Understandably the area of sustainability is still evolving as society tries to define it, and this must happen before it can even be identified as an equal gender industry. Yet it would make sense to determine that this business more than others requires ‘soft’ tactics and characteristics, those that are typically possessed by women. Quite possibly, women are the ones who could break it down in a language we as a society can recognize.

So what is it going to take to drive more women towards the sustainable and social entrepreneur arena?

Of course career opportunities and potential salary are key. However, taking a brief look at the Corporate Social Responsibility (CSR) sector as a generic example, I was not shocked to discover that it showed little difference from the countless studies which proved that women’s salaries are significantly lower in the boardroom. According to Assets Acre 2014 survey, there is an approximate equal split in gender pay at CSR managerial level. Shockingly, women make up more of the junior roles, while directors or heads have a difference of around 20 per cent in favour of men. To add to that, zero women are earning between £180-220k plus, while there are between one and three per cent of men earning those handsome figures. Lines continue to stay blurred when it comes to women growing and declining in this young industry.

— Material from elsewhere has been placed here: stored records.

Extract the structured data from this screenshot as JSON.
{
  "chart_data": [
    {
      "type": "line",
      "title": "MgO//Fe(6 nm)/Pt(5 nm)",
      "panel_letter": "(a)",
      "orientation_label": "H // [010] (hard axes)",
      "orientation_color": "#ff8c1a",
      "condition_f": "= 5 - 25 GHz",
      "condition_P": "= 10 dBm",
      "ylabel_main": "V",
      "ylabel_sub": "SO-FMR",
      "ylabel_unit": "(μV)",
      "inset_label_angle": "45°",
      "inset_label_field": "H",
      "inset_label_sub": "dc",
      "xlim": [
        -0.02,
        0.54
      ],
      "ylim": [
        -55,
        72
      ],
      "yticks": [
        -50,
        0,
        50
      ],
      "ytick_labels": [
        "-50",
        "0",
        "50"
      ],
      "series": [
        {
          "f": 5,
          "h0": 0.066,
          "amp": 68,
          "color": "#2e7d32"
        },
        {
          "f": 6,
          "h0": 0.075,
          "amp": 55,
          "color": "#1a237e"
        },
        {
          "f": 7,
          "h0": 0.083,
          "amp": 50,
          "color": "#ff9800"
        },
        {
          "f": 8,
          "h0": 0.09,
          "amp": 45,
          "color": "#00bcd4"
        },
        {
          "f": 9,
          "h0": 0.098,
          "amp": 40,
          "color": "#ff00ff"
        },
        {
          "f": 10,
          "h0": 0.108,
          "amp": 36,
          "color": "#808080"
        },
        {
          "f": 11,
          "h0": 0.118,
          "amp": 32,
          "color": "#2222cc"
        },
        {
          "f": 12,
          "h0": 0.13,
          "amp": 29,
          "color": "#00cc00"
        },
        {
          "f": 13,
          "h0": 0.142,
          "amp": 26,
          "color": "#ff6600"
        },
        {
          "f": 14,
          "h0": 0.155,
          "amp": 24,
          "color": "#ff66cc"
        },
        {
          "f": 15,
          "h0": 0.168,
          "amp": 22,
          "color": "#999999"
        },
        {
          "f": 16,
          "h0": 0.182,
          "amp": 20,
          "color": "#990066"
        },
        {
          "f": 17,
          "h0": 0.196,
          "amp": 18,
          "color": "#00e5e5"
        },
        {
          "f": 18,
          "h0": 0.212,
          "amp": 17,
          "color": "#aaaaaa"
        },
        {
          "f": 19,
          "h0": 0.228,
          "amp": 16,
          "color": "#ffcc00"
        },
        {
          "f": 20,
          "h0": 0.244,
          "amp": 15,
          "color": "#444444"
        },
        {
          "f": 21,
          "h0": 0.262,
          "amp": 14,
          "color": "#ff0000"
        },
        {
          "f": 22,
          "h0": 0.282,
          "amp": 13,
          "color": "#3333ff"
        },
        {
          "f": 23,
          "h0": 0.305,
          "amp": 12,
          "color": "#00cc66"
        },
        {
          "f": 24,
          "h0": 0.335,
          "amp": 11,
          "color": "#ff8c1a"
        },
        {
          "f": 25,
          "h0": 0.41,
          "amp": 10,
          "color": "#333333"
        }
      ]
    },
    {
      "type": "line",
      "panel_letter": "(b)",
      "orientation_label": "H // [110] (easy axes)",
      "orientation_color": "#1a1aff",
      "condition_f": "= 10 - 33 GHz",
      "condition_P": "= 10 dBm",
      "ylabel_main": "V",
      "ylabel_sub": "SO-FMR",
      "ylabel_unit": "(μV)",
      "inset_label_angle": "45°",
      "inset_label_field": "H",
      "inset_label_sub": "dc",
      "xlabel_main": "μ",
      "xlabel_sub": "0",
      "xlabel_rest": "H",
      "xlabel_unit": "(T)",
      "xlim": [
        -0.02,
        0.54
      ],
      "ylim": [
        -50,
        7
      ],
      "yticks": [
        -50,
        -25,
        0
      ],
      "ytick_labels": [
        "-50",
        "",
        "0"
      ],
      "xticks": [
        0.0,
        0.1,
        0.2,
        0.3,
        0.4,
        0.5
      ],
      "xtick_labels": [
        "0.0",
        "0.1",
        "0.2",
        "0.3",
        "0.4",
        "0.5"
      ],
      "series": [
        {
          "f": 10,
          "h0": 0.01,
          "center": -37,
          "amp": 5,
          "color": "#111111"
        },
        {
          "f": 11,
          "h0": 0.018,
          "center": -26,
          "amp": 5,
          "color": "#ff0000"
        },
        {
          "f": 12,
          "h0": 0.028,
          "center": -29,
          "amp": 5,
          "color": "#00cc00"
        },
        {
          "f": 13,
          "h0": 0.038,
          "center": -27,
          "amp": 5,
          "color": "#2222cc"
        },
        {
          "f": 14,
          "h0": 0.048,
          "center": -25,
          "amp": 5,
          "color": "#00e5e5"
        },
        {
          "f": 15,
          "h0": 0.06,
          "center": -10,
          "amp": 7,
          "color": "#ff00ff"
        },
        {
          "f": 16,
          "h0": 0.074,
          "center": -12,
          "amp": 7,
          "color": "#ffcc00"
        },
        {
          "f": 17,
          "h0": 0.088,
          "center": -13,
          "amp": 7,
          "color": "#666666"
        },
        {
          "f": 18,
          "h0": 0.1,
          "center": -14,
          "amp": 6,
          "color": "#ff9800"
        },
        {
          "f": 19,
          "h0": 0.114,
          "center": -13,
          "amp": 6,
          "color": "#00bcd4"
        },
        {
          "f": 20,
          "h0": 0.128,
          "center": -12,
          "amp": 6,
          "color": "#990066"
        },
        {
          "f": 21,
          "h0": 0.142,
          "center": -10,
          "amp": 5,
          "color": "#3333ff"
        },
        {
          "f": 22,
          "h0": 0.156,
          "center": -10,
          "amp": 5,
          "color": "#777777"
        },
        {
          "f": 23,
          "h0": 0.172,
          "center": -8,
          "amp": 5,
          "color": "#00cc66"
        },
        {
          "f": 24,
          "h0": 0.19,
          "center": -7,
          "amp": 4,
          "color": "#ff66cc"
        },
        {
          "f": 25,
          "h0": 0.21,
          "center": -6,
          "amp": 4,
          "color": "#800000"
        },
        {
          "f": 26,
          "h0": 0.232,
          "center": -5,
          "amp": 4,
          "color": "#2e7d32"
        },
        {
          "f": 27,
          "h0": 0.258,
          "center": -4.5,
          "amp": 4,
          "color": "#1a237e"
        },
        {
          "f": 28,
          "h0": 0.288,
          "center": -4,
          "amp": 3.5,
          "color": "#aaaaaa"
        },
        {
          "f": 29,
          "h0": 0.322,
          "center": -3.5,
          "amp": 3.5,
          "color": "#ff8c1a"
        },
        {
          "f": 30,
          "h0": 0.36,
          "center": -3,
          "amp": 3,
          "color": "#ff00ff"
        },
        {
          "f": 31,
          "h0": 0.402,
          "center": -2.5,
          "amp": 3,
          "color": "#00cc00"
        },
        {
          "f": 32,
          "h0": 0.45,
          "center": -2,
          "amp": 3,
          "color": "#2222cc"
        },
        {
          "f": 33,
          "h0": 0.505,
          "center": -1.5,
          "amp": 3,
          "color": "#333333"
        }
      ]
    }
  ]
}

Government organisation like DFID, Venture Capitalist and Angel Investors are increasingly looking to invest in innovative social and environmental solutions. Given the 17 sustainable development goals adopted by 150 world leaders, alongside the undercurrent mandate of gender diversity in the board room, I would say it is a time to shine, a time for women who have tangible social and sustainable business ideas to drive economies.

Perhaps leaving the boardroom and taking our pencil skirts and suits into rural parts of the globe to upscale local ideas may create revelation as well as opportunity. Perhaps indigenous cultures where often environmental research and solutions are identified, should be our next boardroom.

The millennial generation are already on their way, questioning the source of what they consume and what causes their work supports. So ‘millennial women’ could be the significant leaders to attract generation Z (born after 2000) and diversify male profiles in this industry towards applying their skills to global change.

Well, based on the age of the ‘trend’ I would certainly rely on my female peers to follow healthier, environmentally friendly beauty initiatives, as for men: a night club owner once said to me, ‘get the girls in and the boys will follow’.